Decision follows multimillion-dollar humanitarian donation and international criticism.

In recent weeks, numerous international organizations have announced that they will not be doing business in Russia as a form of protest against the country’s invasion of neighboring Ukraine. One noticeable exception has been Japanese clothing retailer Uniqlo, which has kept its Russian stores open during the conflict, with Tadashi Yanai, CEO of Uniqlo parent company Fast Retailing, taking the position that “Clothes are a life necessity” that the Russian people should not be denied because of the actions of their government.

That position has brought Uniqlo criticism from multiple sides, including from Sergiy Korsunsky, the Ukrainian ambassador in Japan. On Thursday, though Fast Retailing announced that it has now decided that it will suspend operations in Russia. The decision will temporarily close all 50 Russian Uniqlo stores, which account for roughly 40 percent of the chain’s branches in Europe.

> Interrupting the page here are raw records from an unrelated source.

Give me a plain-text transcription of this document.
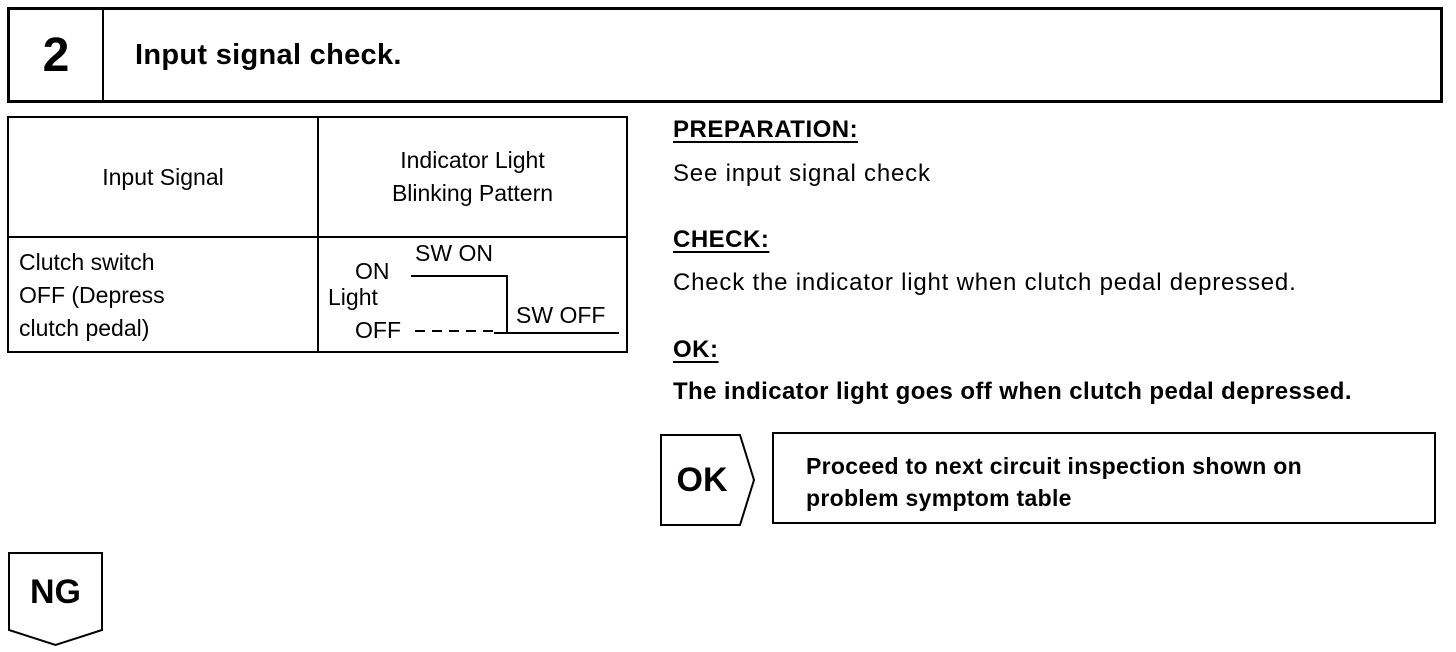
2	Input signal check.
Input Signal
Indicator Light
Blinking Pattern
Clutch switch
OFF (Depress
clutch pedal)
ON
SW ON
Light
OFF
SW OFF
PREPARATION:
See input signal check
CHECK:
Check the indicator light when clutch pedal depressed.
OK:
The indicator light goes off when clutch pedal depressed.
OK	Proceed to next circuit inspection shown on
problem symptom table
NG
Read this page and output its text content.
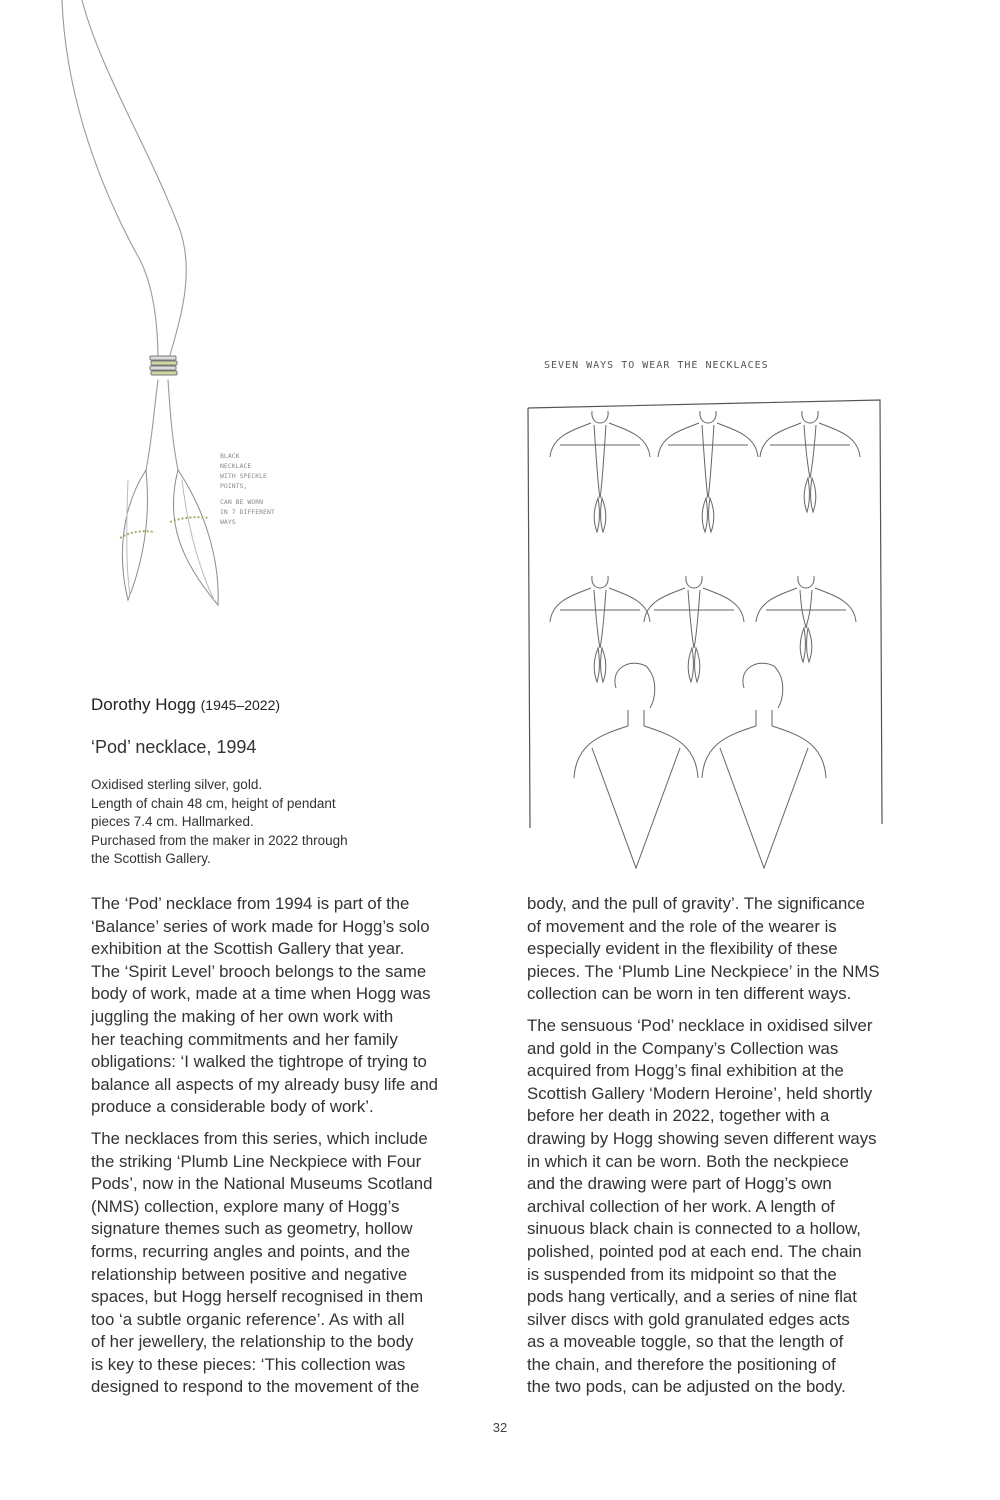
BLACK
NECKLACE
WITH SPECKLE
POINTS,
CAN BE WORN
IN 7 DIFFERENT
WAYS
SEVEN WAYS TO WEAR THE NECKLACES
Dorothy Hogg (1945–2022)
‘Pod’ necklace, 1994
Oxidised sterling silver, gold.
Length of chain 48 cm, height of pendant
pieces 7.4 cm. Hallmarked.
Purchased from the maker in 2022 through
the Scottish Gallery.

The ‘Pod’ necklace from 1994 is part of the
‘Balance’ series of work made for Hogg’s solo
exhibition at the Scottish Gallery that year.
The ‘Spirit Level’ brooch belongs to the same
body of work, made at a time when Hogg was
juggling the making of her own work with
her teaching commitments and her family
obligations: ‘I walked the tightrope of trying to
balance all aspects of my already busy life and
produce a considerable body of work’.

The necklaces from this series, which include
the striking ‘Plumb Line Neckpiece with Four
Pods’, now in the National Museums Scotland
(NMS) collection, explore many of Hogg’s
signature themes such as geometry, hollow
forms, recurring angles and points, and the
relationship between positive and negative
spaces, but Hogg herself recognised in them
too ‘a subtle organic reference’. As with all
of her jewellery, the relationship to the body
is key to these pieces: ‘This collection was
designed to respond to the movement of the

body, and the pull of gravity’. The significance
of movement and the role of the wearer is
especially evident in the flexibility of these
pieces. The ‘Plumb Line Neckpiece’ in the NMS
collection can be worn in ten different ways.

The sensuous ‘Pod’ necklace in oxidised silver
and gold in the Company’s Collection was
acquired from Hogg’s final exhibition at the
Scottish Gallery ‘Modern Heroine’, held shortly
before her death in 2022, together with a
drawing by Hogg showing seven different ways
in which it can be worn. Both the neckpiece
and the drawing were part of Hogg’s own
archival collection of her work. A length of
sinuous black chain is connected to a hollow,
polished, pointed pod at each end. The chain
is suspended from its midpoint so that the
pods hang vertically, and a series of nine flat
silver discs with gold granulated edges acts
as a moveable toggle, so that the length of
the chain, and therefore the positioning of
the two pods, can be adjusted on the body.

32
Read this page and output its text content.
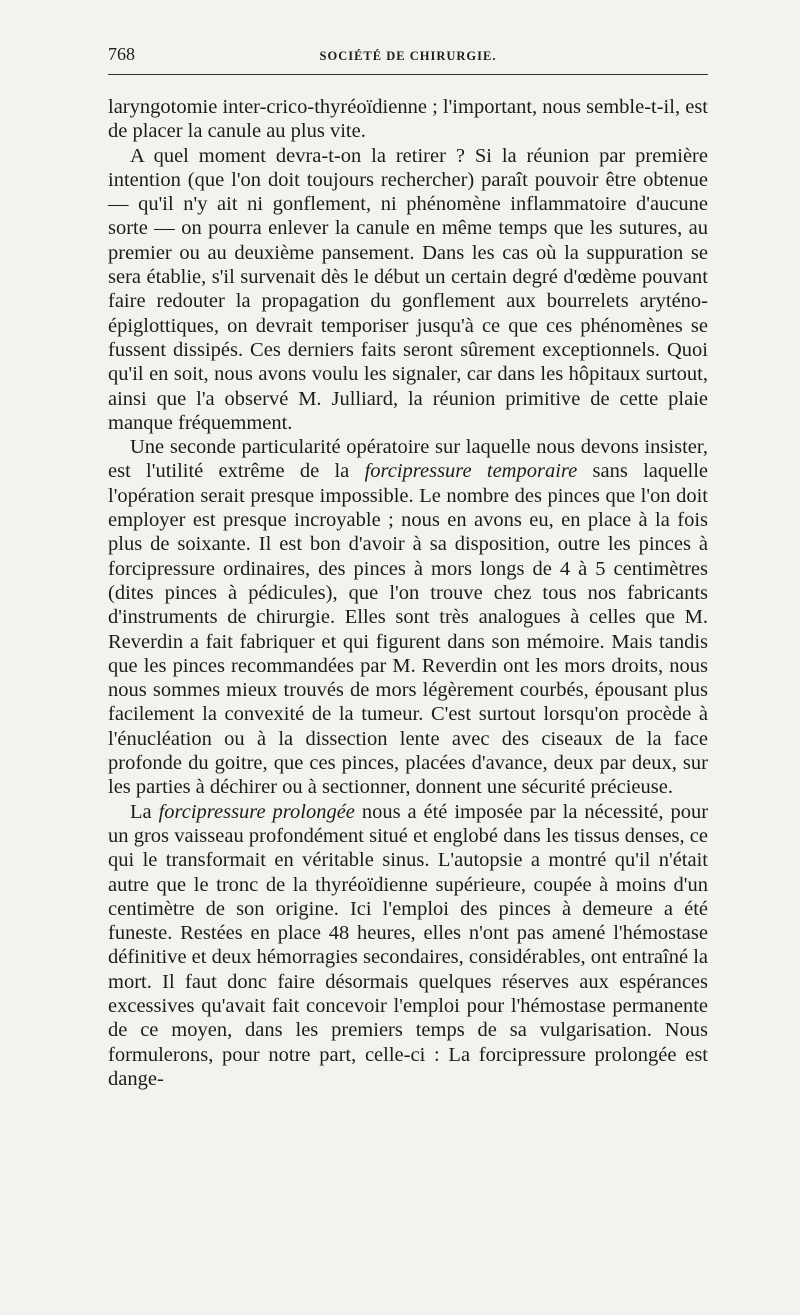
768	SOCIÉTÉ DE CHIRURGIE.

laryngotomie inter-crico-thyréoïdienne ; l'important, nous semble-t-il, est de placer la canule au plus vite.

A quel moment devra-t-on la retirer ? Si la réunion par première intention (que l'on doit toujours rechercher) paraît pouvoir être obtenue — qu'il n'y ait ni gonflement, ni phénomène inflammatoire d'aucune sorte — on pourra enlever la canule en même temps que les sutures, au premier ou au deuxième pansement. Dans les cas où la suppuration se sera établie, s'il survenait dès le début un certain degré d'œdème pouvant faire redouter la propagation du gonflement aux bourrelets aryténo-épiglottiques, on devrait temporiser jusqu'à ce que ces phénomènes se fussent dissipés. Ces derniers faits seront sûrement exceptionnels. Quoi qu'il en soit, nous avons voulu les signaler, car dans les hôpitaux surtout, ainsi que l'a observé M. Julliard, la réunion primitive de cette plaie manque fréquemment.

Une seconde particularité opératoire sur laquelle nous devons insister, est l'utilité extrême de la forcipressure temporaire sans laquelle l'opération serait presque impossible. Le nombre des pinces que l'on doit employer est presque incroyable ; nous en avons eu, en place à la fois plus de soixante. Il est bon d'avoir à sa disposition, outre les pinces à forcipressure ordinaires, des pinces à mors longs de 4 à 5 centimètres (dites pinces à pédicules), que l'on trouve chez tous nos fabricants d'instruments de chirurgie. Elles sont très analogues à celles que M. Reverdin a fait fabriquer et qui figurent dans son mémoire. Mais tandis que les pinces recommandées par M. Reverdin ont les mors droits, nous nous sommes mieux trouvés de mors légèrement courbés, épousant plus facilement la convexité de la tumeur. C'est surtout lorsqu'on procède à l'énucléation ou à la dissection lente avec des ciseaux de la face profonde du goitre, que ces pinces, placées d'avance, deux par deux, sur les parties à déchirer ou à sectionner, donnent une sécurité précieuse.

La forcipressure prolongée nous a été imposée par la nécessité, pour un gros vaisseau profondément situé et englobé dans les tissus denses, ce qui le transformait en véritable sinus. L'autopsie a montré qu'il n'était autre que le tronc de la thyréoïdienne supérieure, coupée à moins d'un centimètre de son origine. Ici l'emploi des pinces à demeure a été funeste. Restées en place 48 heures, elles n'ont pas amené l'hémostase définitive et deux hémorragies secondaires, considérables, ont entraîné la mort. Il faut donc faire désormais quelques réserves aux espérances excessives qu'avait fait concevoir l'emploi pour l'hémostase permanente de ce moyen, dans les premiers temps de sa vulgarisation. Nous formulerons, pour notre part, celle-ci : La forcipressure prolongée est dange-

Uniqlo’s change of heart on closing its Russian stores follows a US$10 million donation that Fast Retailing announced for the United Nations High Commissioner for Refugees last week, prior to Korsunsky’s condemnation of the company. The donation also includes a total of 200,000 pieces of Uniqlo clothing, blankets, and masks to be distributed to Ukrainian people forced to flee their homes during the conflict.

“Fast Retailing is strongly against any acts of hostility. We condemn all forms of aggression that violate human rights and threaten the peaceful existence of individuals,” the company says in its statement.